Apesar do pacto de não agressão entre Stálin e Hittler, o führer traiçoeiro e doente não tinha em mente deixar a capital da URSS em paz, e avançou com suas tropas pelo leste europeu. Kiev foi atacada e boa parte do time do Dinamo se juntou ao exército ou às milícias para combater os alemães que esmagavam a população e queria ocupar a cidade usando-a como uma das bases para o avanço até Moscou.

Trusevich combateu ferozmente os alemães e apesar das poucas armas - o discurso de Stálin era duro, exigindo que a população não se entregasse e lutasse, a despeito das condições desiguais de armamento - conseguiu sobreviver. Em andrajos perambulou por Kiev até que foi reconhecido como o grande goleiro do Dinamo por Josef Kordik, atual dono da Padaria número 3. Imediatamente Kordik lhe deu abrigo e trabalho e alí surgia a idéia de ter perto de si os maiores atletas da Ucrânia. Conseguiu juntar alguns jogadores do Dínamo e do Lokomotiv além de boxeadores, ciclistas, ginastas entre outras celebridades.

Numa tentativa de amansar a população local, o governo da ocupação terminou a construção do estádio de Kiev que antes da guerra receberia o nome de Nikita Kruschev, e passou a chamar-se Estádio Ucraniano. Um novo campeonato começaria no dia 7 de junho de 1942, e o time de futebol à disposição de Kordik, formado por jogadores de Lokomotiv e do Dínamo de Kiev, recebeu o nome de F.C. Start.
O F.C. Start ganhou todas as partidas com o jogo de camisas encontrado nos escombros de guerra. Suas cores eram vermelho e branco. O discurso de Trusevich para os companheiros sobre o uniforme foi algo realmente convencedor: "Não temos armas, mas podemos batalhar pela nossa própria vitória no gramado. Desta vez, membro do Dinamo e do Zheldor vão jogar com a mesma cor, a cor da nossa bandeira. Os facistas vão ver que esta cor não pode ser derrotada".
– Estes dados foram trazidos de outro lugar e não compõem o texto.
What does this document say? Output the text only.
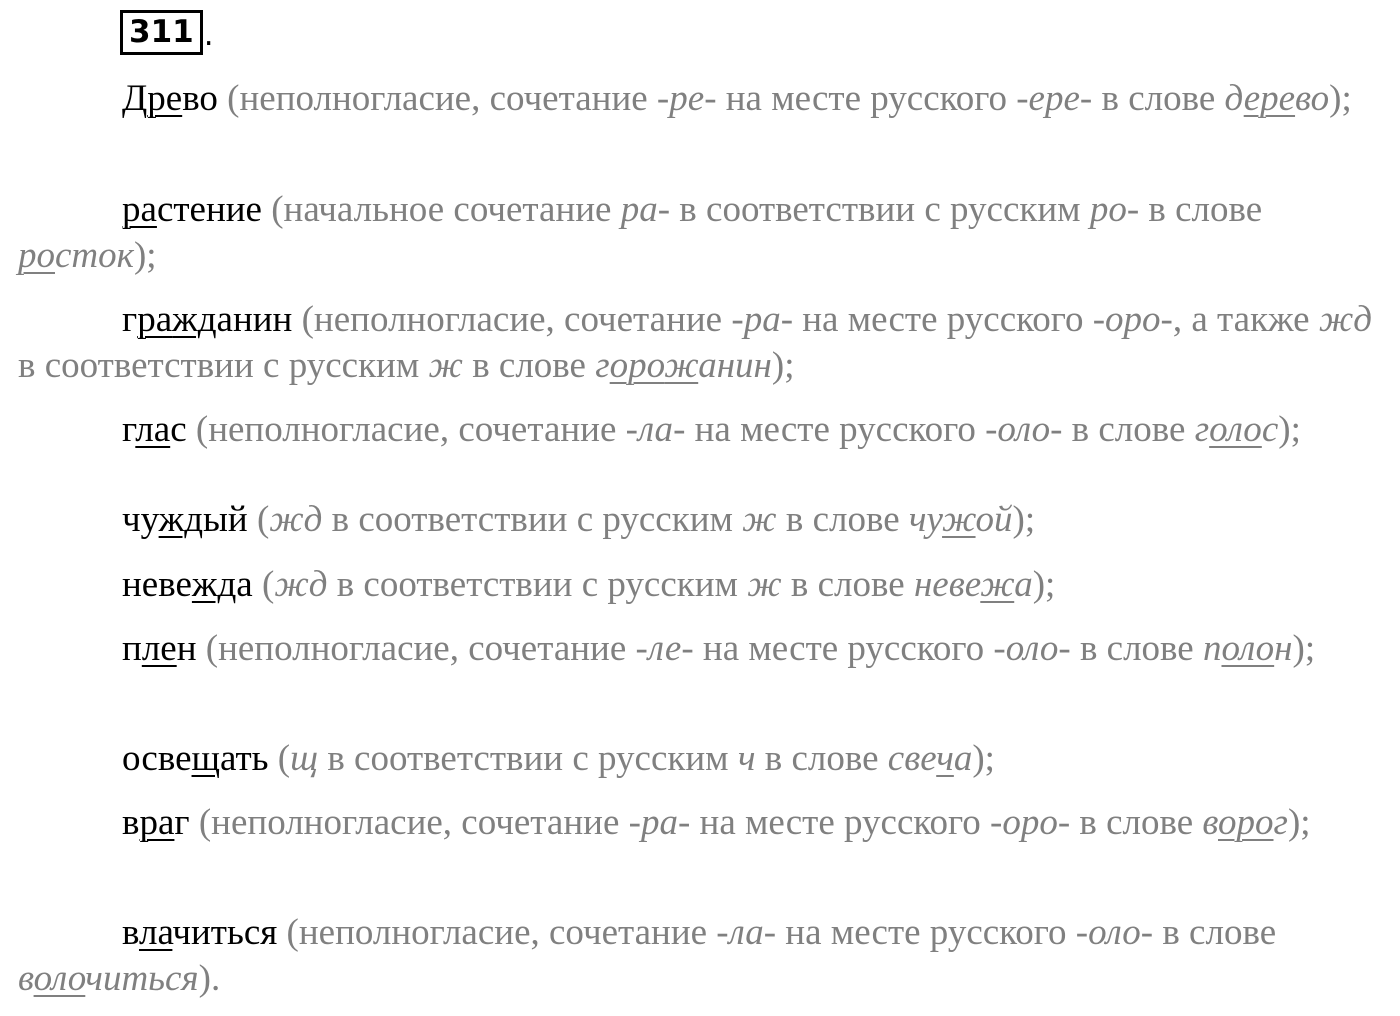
311 .

Древо (неполногласие, сочетание -ре- на месте русского -ере- в слове дерево);

растение (начальное сочетание ра- в соответствии с русским ро- в слове росток);

гражданин (неполногласие, сочетание -ра- на месте русского -оро-, а также жд в соответствии с русским ж в слове горожанин);

глас (неполногласие, сочетание -ла- на месте русского -оло- в слове голос);

чуждый (жд в соответствии с русским ж в слове чужой);

невежда (жд в соответствии с русским ж в слове невежа);

плен (неполногласие, сочетание -ле- на месте русского -оло- в слове полон);

освещать (щ в соответствии с русским ч в слове свеча);

враг (неполногласие, сочетание -ра- на месте русского -оро- в слове ворог);

влачиться (неполногласие, сочетание -ла- на месте русского -оло- в слове волочиться).
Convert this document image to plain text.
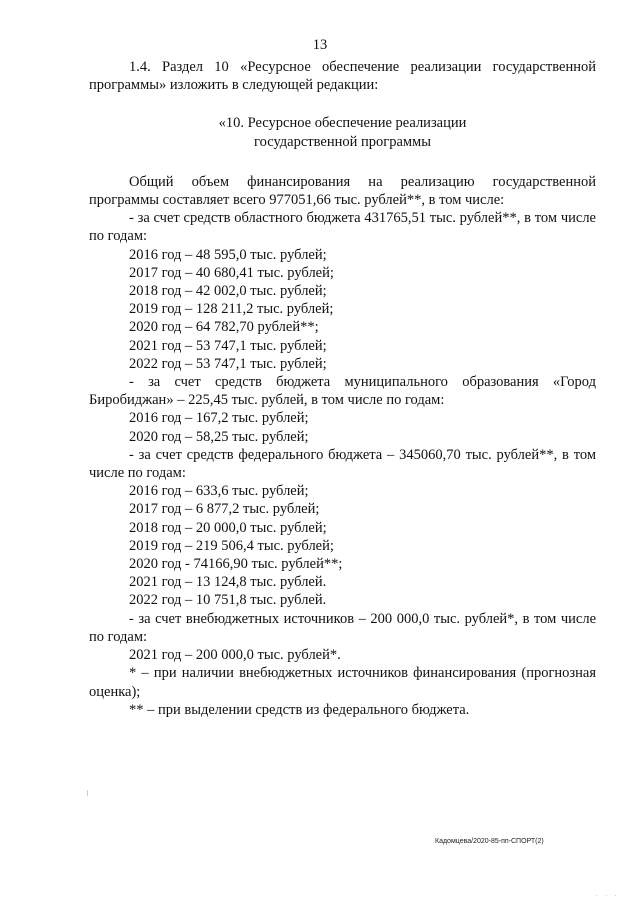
13

1.4. Раздел 10 «Ресурсное обеспечение реализации государственной программы» изложить в следующей редакции:

«10. Ресурсное обеспечение реализации
государственной программы

Общий объем финансирования на реализацию государственной программы составляет всего 977051,66 тыс. рублей**, в том числе:

- за счет средств областного бюджета 431765,51 тыс. рублей**, в том числе по годам:

2016 год – 48 595,0 тыс. рублей;
2017 год – 40 680,41 тыс. рублей;
2018 год – 42 002,0 тыс. рублей;
2019 год – 128 211,2 тыс. рублей;
2020 год – 64 782,70 рублей**;
2021 год – 53 747,1 тыс. рублей;
2022 год – 53 747,1 тыс. рублей;

- за счет средств бюджета муниципального образования «Город Биробиджан» – 225,45 тыс. рублей, в том числе по годам:

2016 год – 167,2 тыс. рублей;
2020 год – 58,25 тыс. рублей;

- за счет средств федерального бюджета – 345060,70 тыс. рублей**, в том числе по годам:

2016 год – 633,6 тыс. рублей;
2017 год – 6 877,2 тыс. рублей;
2018 год – 20 000,0 тыс. рублей;
2019 год – 219 506,4 тыс. рублей;
2020 год - 74166,90 тыс. рублей**;
2021 год – 13 124,8 тыс. рублей.
2022 год – 10 751,8 тыс. рублей.

- за счет внебюджетных источников – 200 000,0 тыс. рублей*, в том числе по годам:

2021 год – 200 000,0 тыс. рублей*.

* – при наличии внебюджетных источников финансирования (прогнозная оценка);

** – при выделении средств из федерального бюджета.
Кадомцева/2020-85-пп-СПОРТ(2)
. . .
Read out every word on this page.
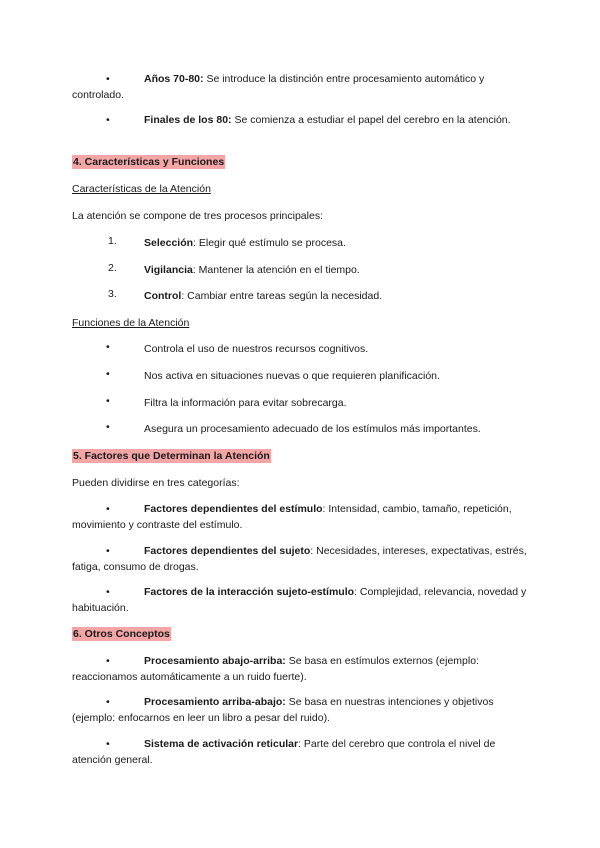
•	Años 70-80: Se introduce la distinción entre procesamiento automático y controlado.
•	Finales de los 80: Se comienza a estudiar el papel del cerebro en la atención.
4. Características y Funciones
Características de la Atención
La atención se compone de tres procesos principales:
1.	Selección: Elegir qué estímulo se procesa.
2.	Vigilancia: Mantener la atención en el tiempo.
3.	Control: Cambiar entre tareas según la necesidad.
Funciones de la Atención
•	Controla el uso de nuestros recursos cognitivos.
•	Nos activa en situaciones nuevas o que requieren planificación.
•	Filtra la información para evitar sobrecarga.
•	Asegura un procesamiento adecuado de los estímulos más importantes.
5. Factores que Determinan la Atención
Pueden dividirse en tres categorías:
•	Factores dependientes del estímulo: Intensidad, cambio, tamaño, repetición, movimiento y contraste del estímulo.
•	Factores dependientes del sujeto: Necesidades, intereses, expectativas, estrés, fatiga, consumo de drogas.
•	Factores de la interacción sujeto-estímulo: Complejidad, relevancia, novedad y habituación.
6. Otros Conceptos
•	Procesamiento abajo-arriba: Se basa en estímulos externos (ejemplo: reaccionamos automáticamente a un ruido fuerte).
•	Procesamiento arriba-abajo: Se basa en nuestras intenciones y objetivos (ejemplo: enfocarnos en leer un libro a pesar del ruido).
•	Sistema de activación reticular: Parte del cerebro que controla el nivel de atención general.
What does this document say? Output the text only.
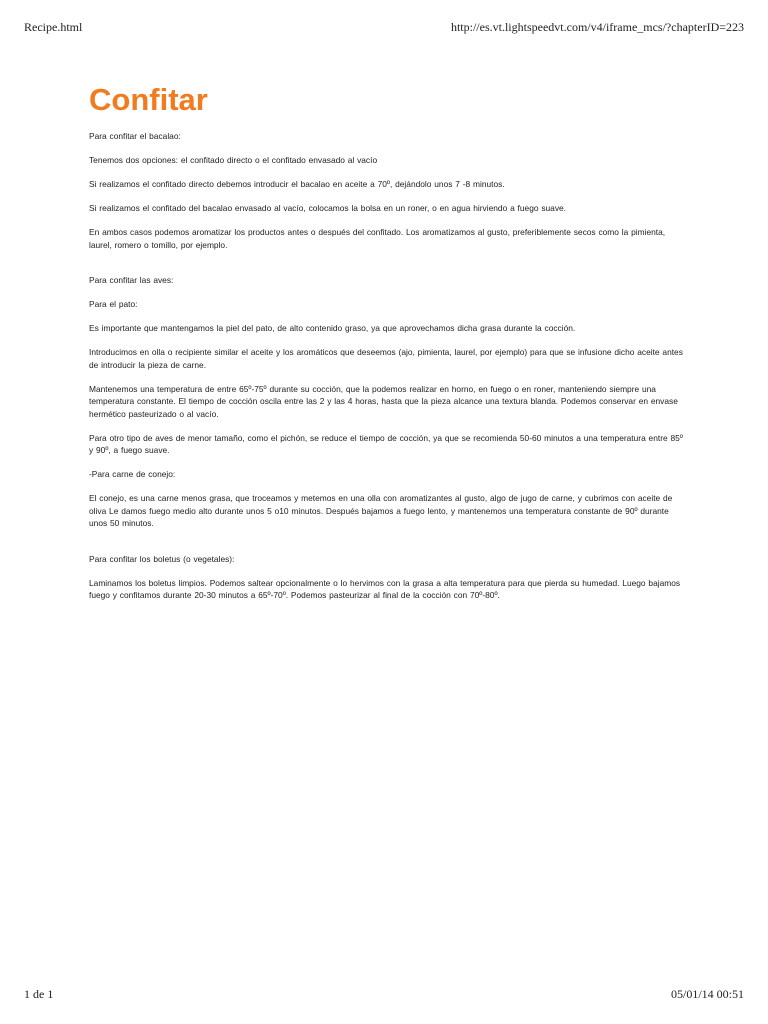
Recipe.html	http://es.vt.lightspeedvt.com/v4/iframe_mcs/?chapterID=223
Confitar

Para confitar el bacalao:

Tenemos dos opciones: el confitado directo o el confitado envasado al vacío

Si realizamos el confitado directo debemos introducir el bacalao en aceite a 70º, dejándolo unos 7 -8 minutos.

Si realizamos el confitado del bacalao envasado al vacío, colocamos la bolsa en un roner, o en agua hirviendo a fuego suave.

En ambos casos podemos aromatizar los productos antes o después del confitado. Los aromatizamos al gusto, preferiblemente secos como la pimienta, laurel, romero o tomillo, por ejemplo.

Para confitar las aves:

Para el pato:

Es importante que mantengamos la piel del pato, de alto contenido graso, ya que aprovechamos dicha grasa durante la cocción.

Introducimos en olla o recipiente similar el aceite y los aromáticos que deseemos (ajo, pimienta, laurel, por ejemplo) para que se infusione dicho aceite antes de introducir la pieza de carne.

Mantenemos una temperatura de entre 65º-75º durante su cocción, que la podemos realizar en horno, en fuego o en roner, manteniendo siempre una temperatura constante. El tiempo de cocción oscila entre las 2 y las 4 horas, hasta que la pieza alcance una textura blanda. Podemos conservar en envase hermético pasteurizado o al vacío.

Para otro tipo de aves de menor tamaño, como el pichón, se reduce el tiempo de cocción, ya que se recomienda 50-60 minutos a una temperatura entre 85º y 90º, a fuego suave.

-Para carne de conejo:

El conejo, es una carne menos grasa, que troceamos y metemos en una olla con aromatizantes al gusto, algo de jugo de carne, y cubrimos con aceite de oliva Le damos fuego medio alto durante unos 5 o10 minutos. Después bajamos a fuego lento, y mantenemos una temperatura constante de 90º durante unos 50 minutos.

Para confitar los boletus (o vegetales):

Laminamos los boletus limpios. Podemos saltear opcionalmente o lo hervimos con la grasa a alta temperatura para que pierda su humedad. Luego bajamos fuego y confitamos durante 20-30 minutos a 65º-70º. Podemos pasteurizar al final de la cocción con 70º-80º.

1 de 1	05/01/14 00:51
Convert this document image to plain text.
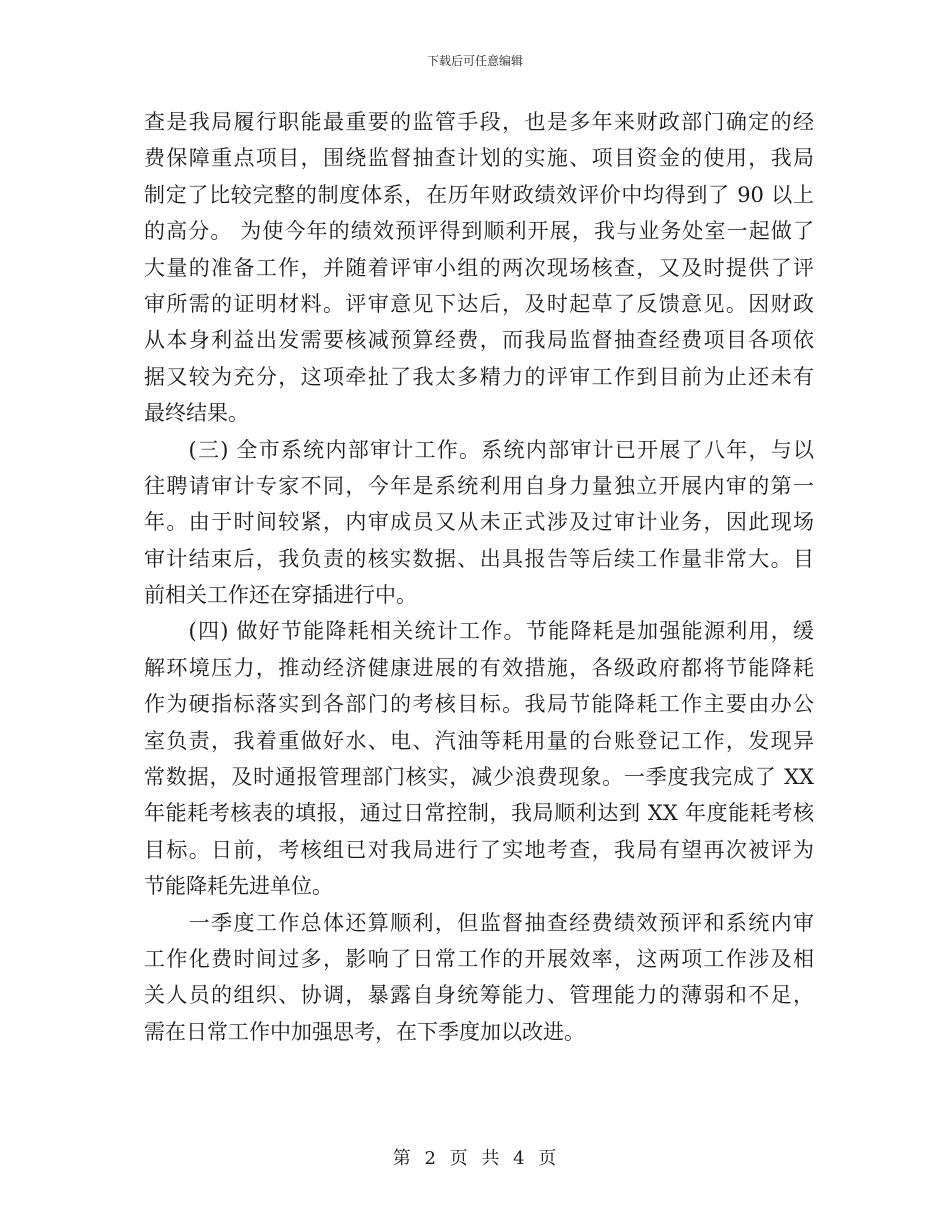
下载后可任意编辑
查是我局履行职能最重要的监管手段，也是多年来财政部门确定的经
费保障重点项目，围绕监督抽查计划的实施、项目资金的使用，我局
制定了比较完整的制度体系，在历年财政绩效评价中均得到了 90 以上
的高分。 为使今年的绩效预评得到顺利开展，我与业务处室一起做了
大量的准备工作，并随着评审小组的两次现场核查，又及时提供了评
审所需的证明材料。评审意见下达后，及时起草了反馈意见。因财政
从本身利益出发需要核减预算经费，而我局监督抽查经费项目各项依
据又较为充分，这项牵扯了我太多精力的评审工作到目前为止还未有
最终结果。
　　(三) 全市系统内部审计工作。系统内部审计已开展了八年，与以
往聘请审计专家不同，今年是系统利用自身力量独立开展内审的第一
年。由于时间较紧，内审成员又从未正式涉及过审计业务，因此现场
审计结束后，我负责的核实数据、出具报告等后续工作量非常大。目
前相关工作还在穿插进行中。
　　(四) 做好节能降耗相关统计工作。节能降耗是加强能源利用，缓
解环境压力，推动经济健康进展的有效措施，各级政府都将节能降耗
作为硬指标落实到各部门的考核目标。我局节能降耗工作主要由办公
室负责，我着重做好水、电、汽油等耗用量的台账登记工作，发现异
常数据，及时通报管理部门核实，减少浪费现象。一季度我完成了 XX
年能耗考核表的填报，通过日常控制，我局顺利达到 XX 年度能耗考核
目标。日前，考核组已对我局进行了实地考查，我局有望再次被评为
节能降耗先进单位。
　　一季度工作总体还算顺利，但监督抽查经费绩效预评和系统内审
工作化费时间过多，影响了日常工作的开展效率，这两项工作涉及相
关人员的组织、协调，暴露自身统筹能力、管理能力的薄弱和不足，
需在日常工作中加强思考，在下季度加以改进。
第 2 页 共 4 页
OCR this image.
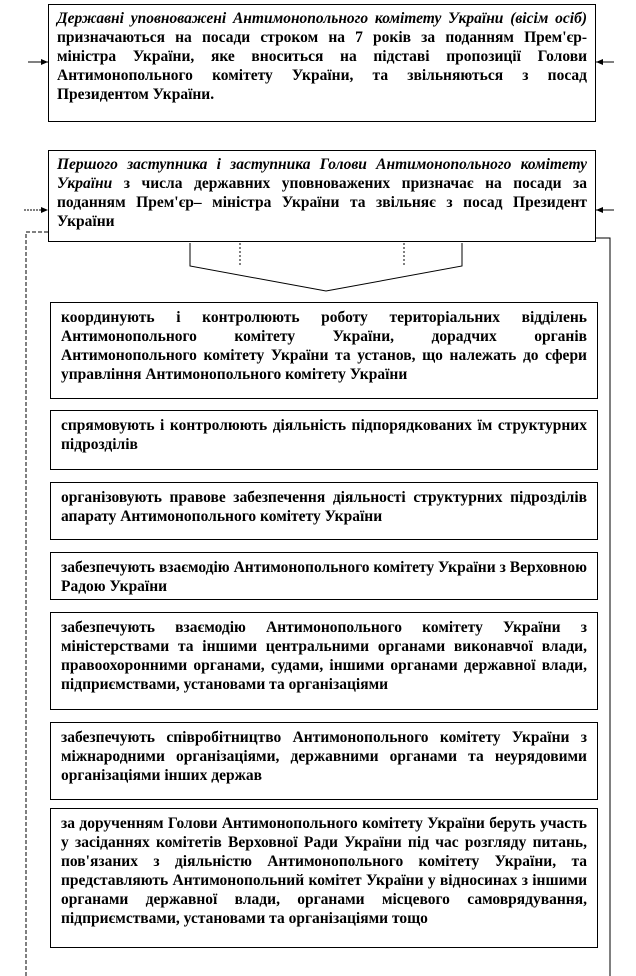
Державні уповноважені Антимонопольного комітету України (вісім осіб) призначаються на посади строком на 7 років за поданням Прем'єр-міністра України, яке вноситься на підставі пропозиції Голови Антимонопольного комітету України, та звільняються з посад Президентом України.
Першого заступника і заступника Голови Антимонопольного комітету України з числа державних уповноважених призначає на посади за поданням Прем'єр– міністра України та звільняє з посад Президент України
координують і контролюють роботу територіальних відділень Антимонопольного комітету України, дорадчих органів Антимонопольного комітету України та установ, що належать до сфери управління Антимонопольного комітету України
спрямовують і контролюють діяльність підпорядкованих їм структурних підрозділів
організовують правове забезпечення діяльності структурних підрозділів апарату Антимонопольного комітету України
забезпечують взаємодію Антимонопольного комітету України з Верховною Радою України
забезпечують взаємодію Антимонопольного комітету України з міністерствами та іншими центральними органами виконавчої влади, правоохоронними органами, судами, іншими органами державної влади, підприємствами, установами та організаціями
забезпечують співробітництво Антимонопольного комітету України з міжнародними організаціями, державними органами та неурядовими організаціями інших держав
за дорученням Голови Антимонопольного комітету України беруть участь у засіданнях комітетів Верховної Ради України під час розгляду питань, пов'язаних з діяльністю Антимонопольного комітету України, та представляють Антимонопольний комітет України у відносинах з іншими органами державної влади, органами місцевого самоврядування, підприємствами, установами та організаціями тощо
O primeiro jogo do F.C.Start foi contra o Rukh. Vitória esmagadora por 7 x 2. O "dono" do Rukh, Georgi Shvetson, kievano jogador notável do Lokomotiv e simpatizante dos nazistas, indignado com a derrota do seu time, convenceu os governantes e a proibir que o F.C.Start utilizasse o novo estádio. A eles foi designado do Estádio Zenit.

Apesar de todas as dificuldades - já que os jogadores do Start trabalhavam em regime semi-escravo, estavam sub-nutridos, sem chuteiras ou condições físicas adequadas - os homens que vestiam o uniforme vermelho e branco já tinham personificado a alma guerreira e em suas peles as cores da mãe Rússia, estavam marcadas para sempre.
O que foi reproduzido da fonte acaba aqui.